6) See Darren Aronofsky’s mysterious thriller, and Jane Goldman’s gleeful action fest
September will bring the release of two much-anticipated movies: Aronofsky’s “Mother!,” which the director has kept carefully shrouded in secrecy, and the happily over-the-top “Kingsman: The Golden Circle,” written by Jane Goldman. See “Mother!” if you love a thrill, and expect excellent performances from Jennifer Lawrence, Javier Bardem, Ed Harris and Michelle Pfeiffer. See “Kingsman: The Golden Circle” if you like car chases, Channing Tatum, and English spies in very good suits.
7) Get literary at Brooklyn Book Festival
Where can you see André Aciman, Jonathan Safran Foer, Maira Kalman and Rivka Galchen in the space of one week? Why, Brooklyn Book Festival, which takes over New York’s bookstores between September 11 and 17. Go to bask in the presence of your favorite authors, hear some hopefully scintillating literary conversations, and check out publishers’ best new releases.
8) See an Arthur Miller classic
When the Belgian theater director Ivo Van Hove brought his production of Arthur Miller’s “A View From the Bridge” to New York, New York Times critic Ben Brantley deemed it “magnificent,” then went on to warn readers they would leave the show “wrung out, scooped out and so exhausted that you’re wide awake.” If that’s your cup of tea, catch the same show – with different stars – at Chicago’s Goodman Theatre, starting September 9.
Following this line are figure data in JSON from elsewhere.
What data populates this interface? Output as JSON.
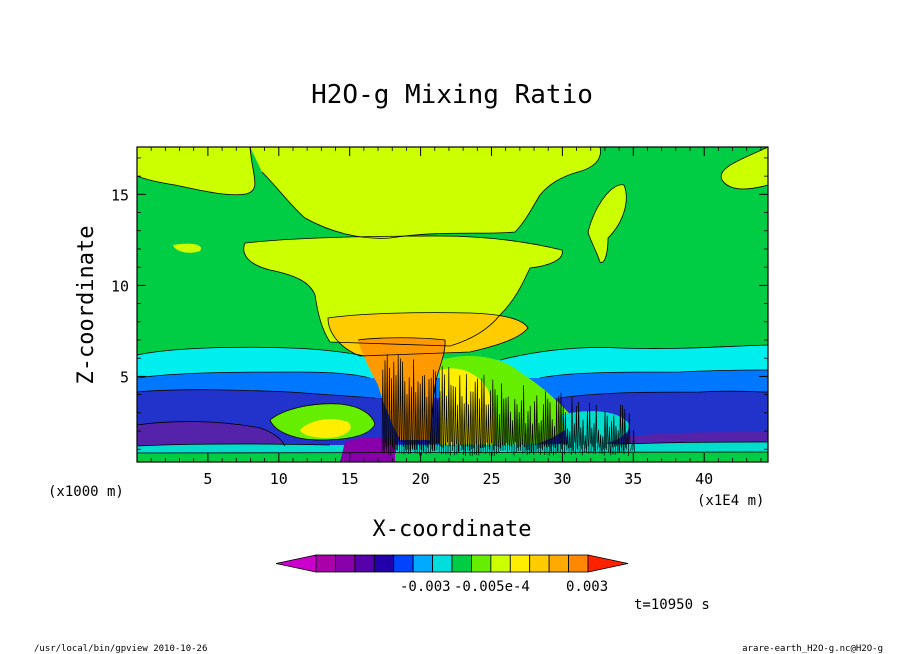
{
  "chart_data": {
    "type": "heatmap",
    "title": "H2O-g Mixing Ratio",
    "xlabel": "X-coordinate",
    "ylabel": "Z-coordinate",
    "x_unit_left": "(x1000 m)",
    "x_unit_right": "(x1E4 m)",
    "xlim": [
      0,
      44.5
    ],
    "ylim": [
      0.3,
      17.6
    ],
    "x_ticks": [
      5,
      10,
      15,
      20,
      25,
      30,
      35,
      40
    ],
    "y_ticks": [
      5,
      10,
      15
    ],
    "colorbar": {
      "colors": [
        "#cc00cc",
        "#aa00aa",
        "#8800aa",
        "#5500aa",
        "#2200aa",
        "#0044ff",
        "#00aaff",
        "#00dddd",
        "#00cc44",
        "#66ee00",
        "#ccff00",
        "#ffee00",
        "#ffcc00",
        "#ffaa00",
        "#ff8800",
        "#ff2200"
      ],
      "labels": [
        "-0.003",
        "-0.005e-4",
        "0.003"
      ]
    },
    "time_label": "t=10950 s",
    "footer_left": "/usr/local/bin/gpview   2010-10-26",
    "footer_right": "arare-earth_H2O-g.nc@H2O-g"
  }
}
9) Become immersed in the history of Jewish art
There aren’t many artists who’ve gained popular acclaim for taking on Jewish subjects: Marc Chagall, certainly, and…who else? Learn who you should know about, and don’t, through Georgetown University art historian Ori Soltes’s Edlavitch DCJCC lecture “Three Millenia of Jewish Art,” presented on September 14. Distilled from his book “Tradition and Transformation: Three Millennia of Jewish Art & Architecture,” the lecture will cover the rich, too-often overlooked aesthetic culture of Jews from Ancient Rome to the present day.
10) See Shakespeare get the “Wicked” treatment
Starting September 13, “As You Like It,” Shakespeare’s winding, melancholy comedy of cross-dressing, exile and pastoral romance, gets a makeover from “Wicked” composer Stephen Schwartz at Manhattan’s Classic Stage Company. Transposed into the Jazz Age, the show promises a heady escape.
11) Read some of the fall’s best new books
Reference our summer book guide for September recommendations, among them new novels by Nicole Krauss and Naomi Alderman, Daniel Mendelsohn’s memoir “An Odyssey,” and Richard Elliott Friedman’s investigation of the historical truth behind the story of the Exodus. Also out this month, and worth a look, are the late Shimon Peres’s “No Room for Small Dreams: Courage, Imagination, and the Making of Modern Israel,” Franklin Foer’s “World Without Mind: The Existential Threat of Big Tech,” and Ellen Ullman’s “Life In Code: A Personal History of Technology.”